How To Build A Successful Business And Maintain A Work-Life Balance

By Madeleine Niebauer, founder and CEO of vChief, a virtual chief-of-staff service, helping executives stay focused on what matters most.

We hear it all the time: If you’re serious about growing your company, you need to be ready to hustle and grind out 80-hour work weeks. I disagree. In fact, I believe that attracting a team of people who believe the opposite—as I do—has been one of the key drivers of rapid growth for my company.

I founded vChief, a fractional executive staffing company with a focus on the chief of staff role, in 2016. In the last four years, we’ve grown from six to eight figures in revenue and from one to 20 employees. While I’m very proud of this growth, I’m most proud of having achieved this while still maintaining a great work-life balance for myself and my employees.
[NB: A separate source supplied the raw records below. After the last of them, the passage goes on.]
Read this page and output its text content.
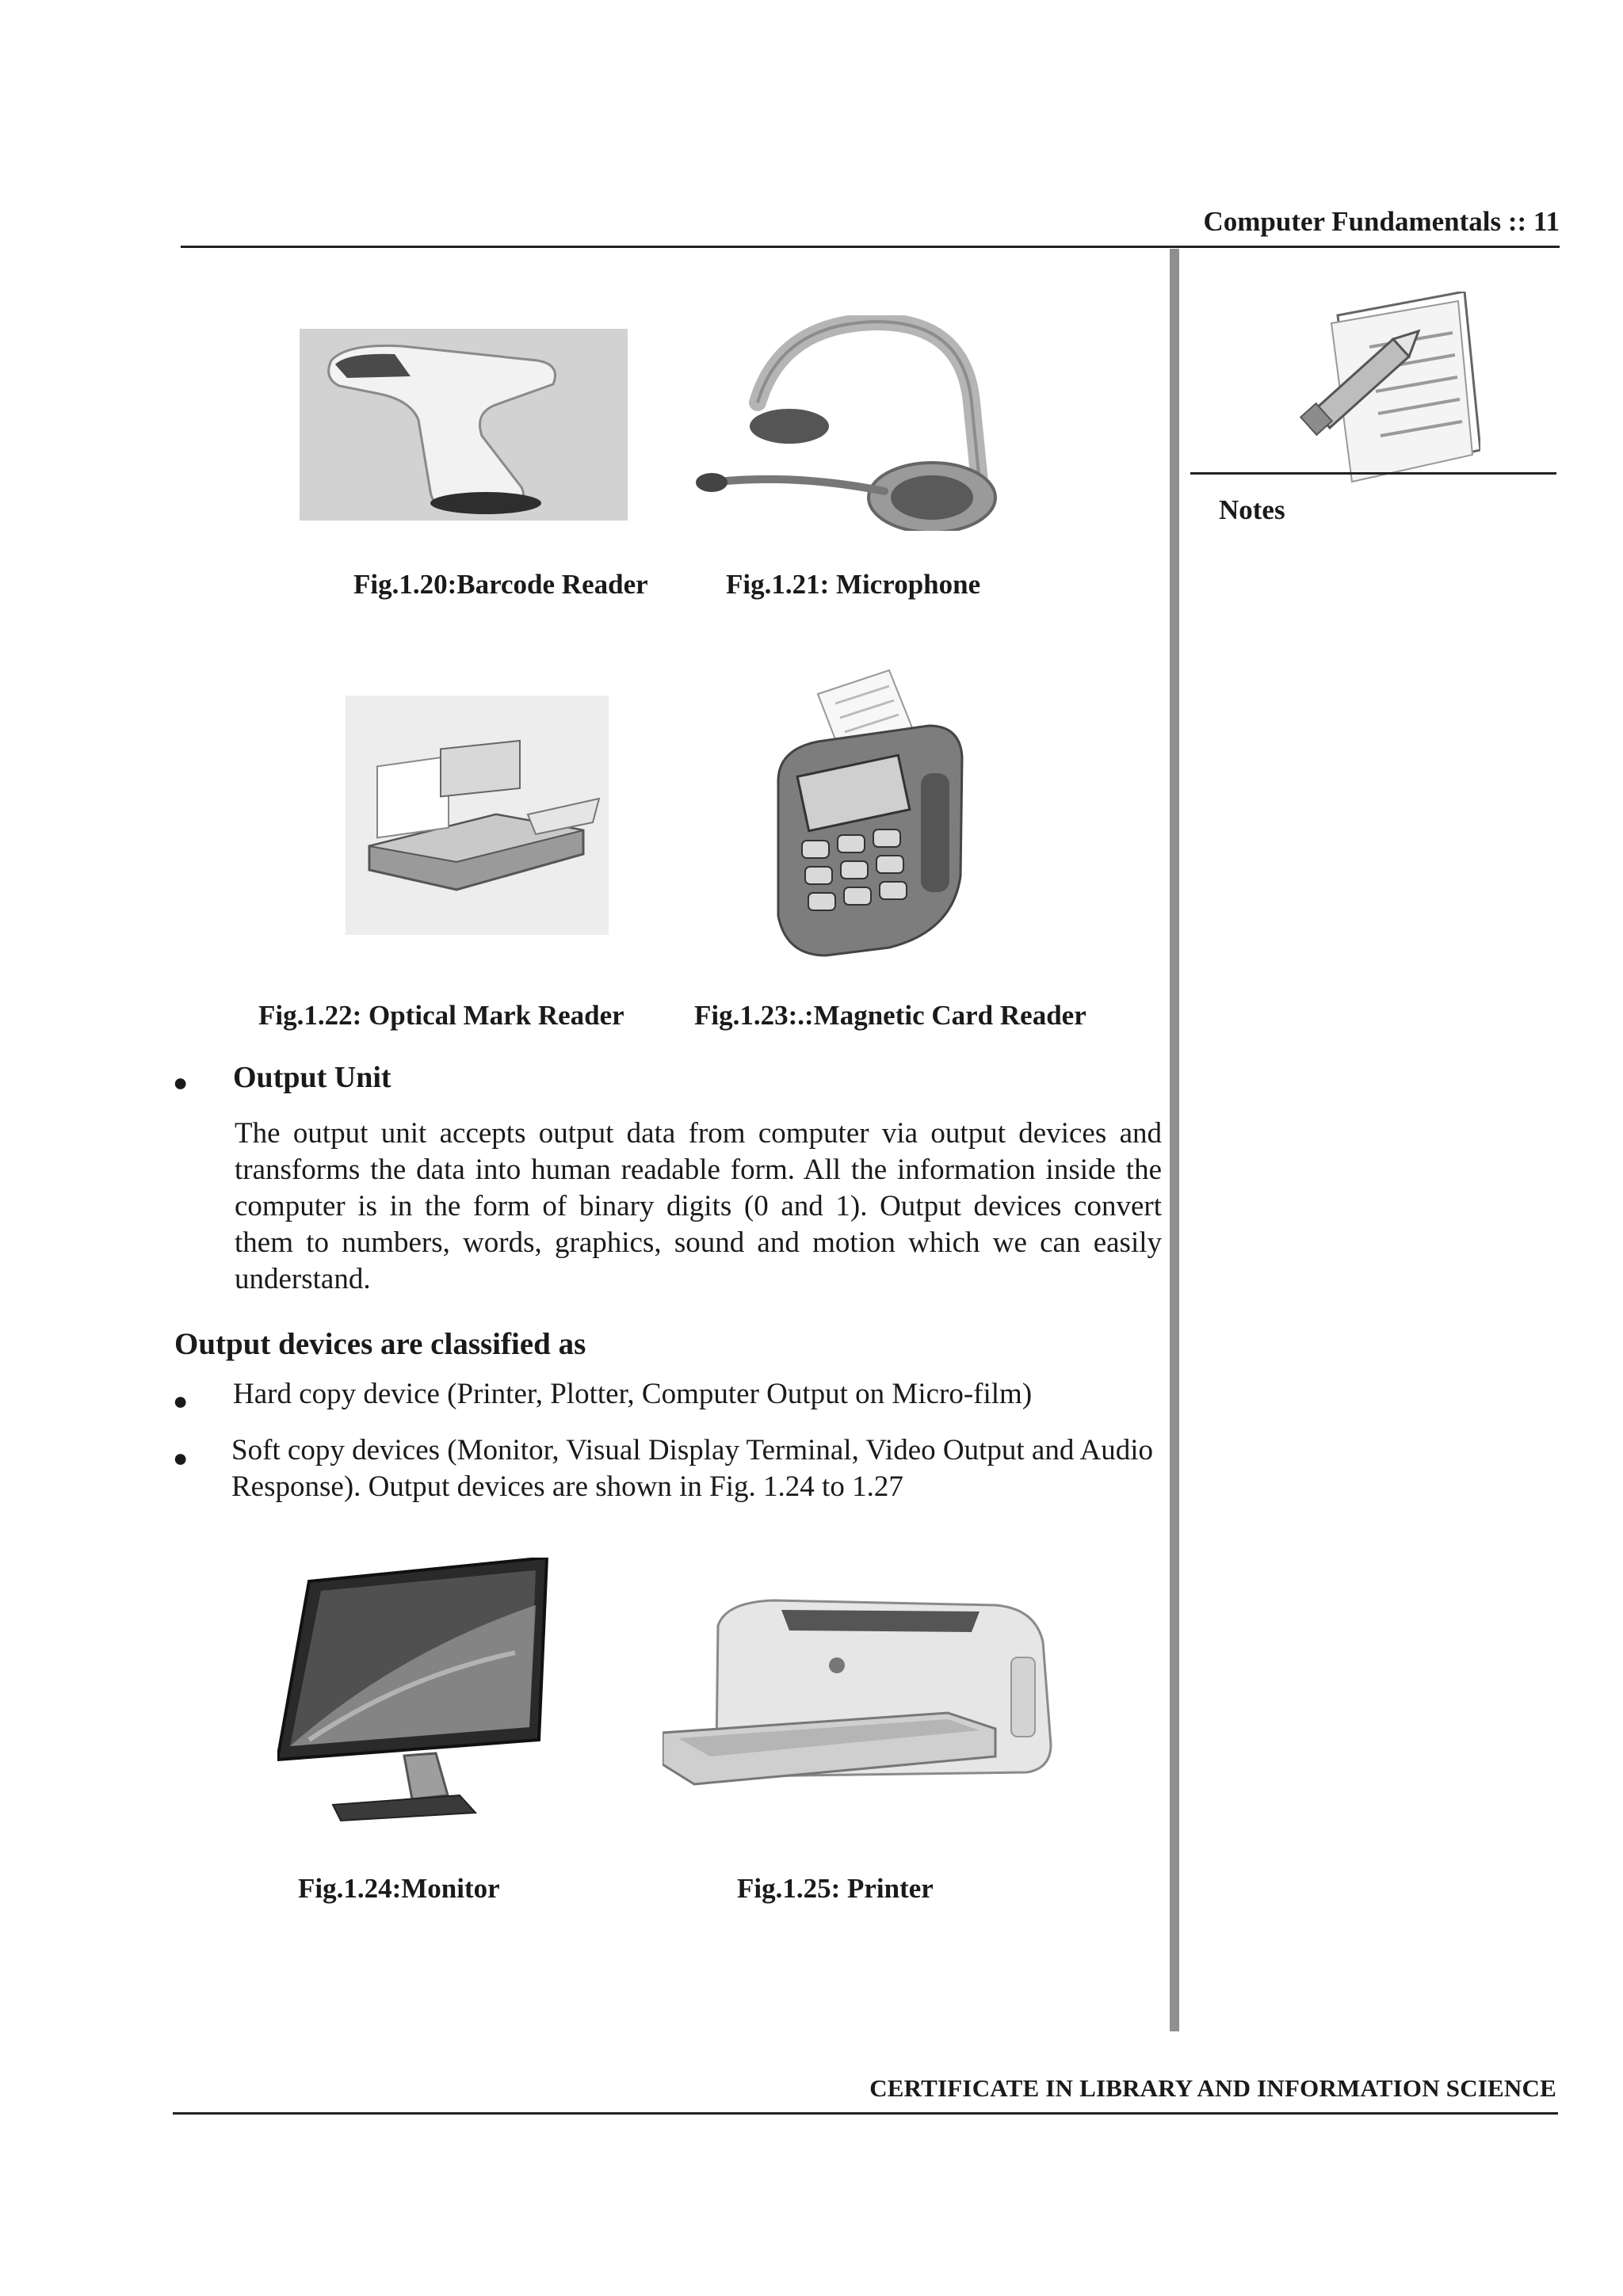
Computer Fundamentals :: 11
Notes
Fig.1.20:Barcode Reader	Fig.1.21: Microphone
Fig.1.22: Optical Mark Reader	Fig.1.23:.:Magnetic Card Reader
● Output Unit
The output unit accepts output data from computer via output devices and transforms the data into human readable form. All the information inside the computer is in the form of binary digits (0 and 1). Output devices convert them to numbers, words, graphics, sound and motion which we can easily understand.
Output devices are classified as
● Hard copy device (Printer, Plotter, Computer Output on Micro-film)
● Soft copy devices (Monitor, Visual Display Terminal, Video Output and Audio Response). Output devices are shown in Fig. 1.24 to 1.27
Fig.1.24:Monitor	Fig.1.25: Printer
CERTIFICATE IN LIBRARY AND INFORMATION SCIENCE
I’ve built my business around three core values, and it’s resulted in a company culture that allows me and all of my team to focus on the people and passions in our lives. Here’s a look at how these core values play out in business and how you can take a similar approach:

Work is not the most important thing in our lives.

While I love my job and the business I’ve built, family and travel are my highest priorities. I’ve worked hard to build a company culture that allows my employees to also balance a rich personal life with their job duties.

The commitment to balancing work and life has led us to adopt a 32-hour work week. All of our internal staff have the option to work a four-day week or to work reduced daily hours over five days.

In my experience, working long hours under high pressure leads to unhappy, burned-out staff and doesn’t result in better work. We find the compressed workweek, which people see as a huge benefit, results in using our time more efficiently. Our overall work quality actually improves.

Our team cites our 32-hour week, unlimited PTO and remote work as some of the top perks that attracted them to vChief. I believe these employee-centric policies are the reason why we have very low turnover, which has also helped us achieve growth.

We don’t set unrealistic growth goals.

I don’t believe that employees achieve more when they’re pushed to achieve unrealistic growth goals. To me, that’s a setup for low morale. Even when targets are clearly unrealistic, and everyone knows it, people still feel a sense of failure for not achieving them. A rushed, pressured and stressed-out staff makes mistakes. It’s not worth it.

That’s why I recommend launching new offerings with realistic revenue growth goals. Give yourself time to integrate changes and effectively enhance your business offerings. In other words, go slow to go fast.

I’ve seen many other companies do the exact opposite and launch a new product with huge expectations, which comes with an expectation of putting in long hours and setting aside your personal life. But I’ve learned that emotionally healthy and balanced people—the kind of employees you want to be around—don’t stay in high-pressure, high-stress environments very long.

Trust is granted rather than needing to be earned.

I trust my employees to do good work. Period. I don’t care how many hours it takes them to do it or when they do it. I believe smart people can make their own decisions—especially the ones I hire! If I’ve delegated something, I trust that person to seek out the information they need and to reach out for help when they need it.

I keep reading about new ways companies are monitoring their employees’ work—both at home and in the office. There are software products that allow employers to monitor every keystroke and web page view of their remote employees. Personally, I think that’s absurd, offensive and even creepy. It’s a violation of trust, and I’ve built my whole company around trust.

I would encourage business leaders to never monitor or spy on an employee to see what they’re doing. They’re either doing great work or they’re not and the proof will be in the outcomes they achieve.

If you want to build a business that’s still around in five or 10 years, I believe balancing your life and your work is the smartest way to grow both your impact and revenue. When you value and respect employees and allow them to develop a healthy work-life balance, you’ll attract the best and most emotionally healthy people. Those are the people who will help you grow your company in a balanced, sustainable way and stay with you for the long haul.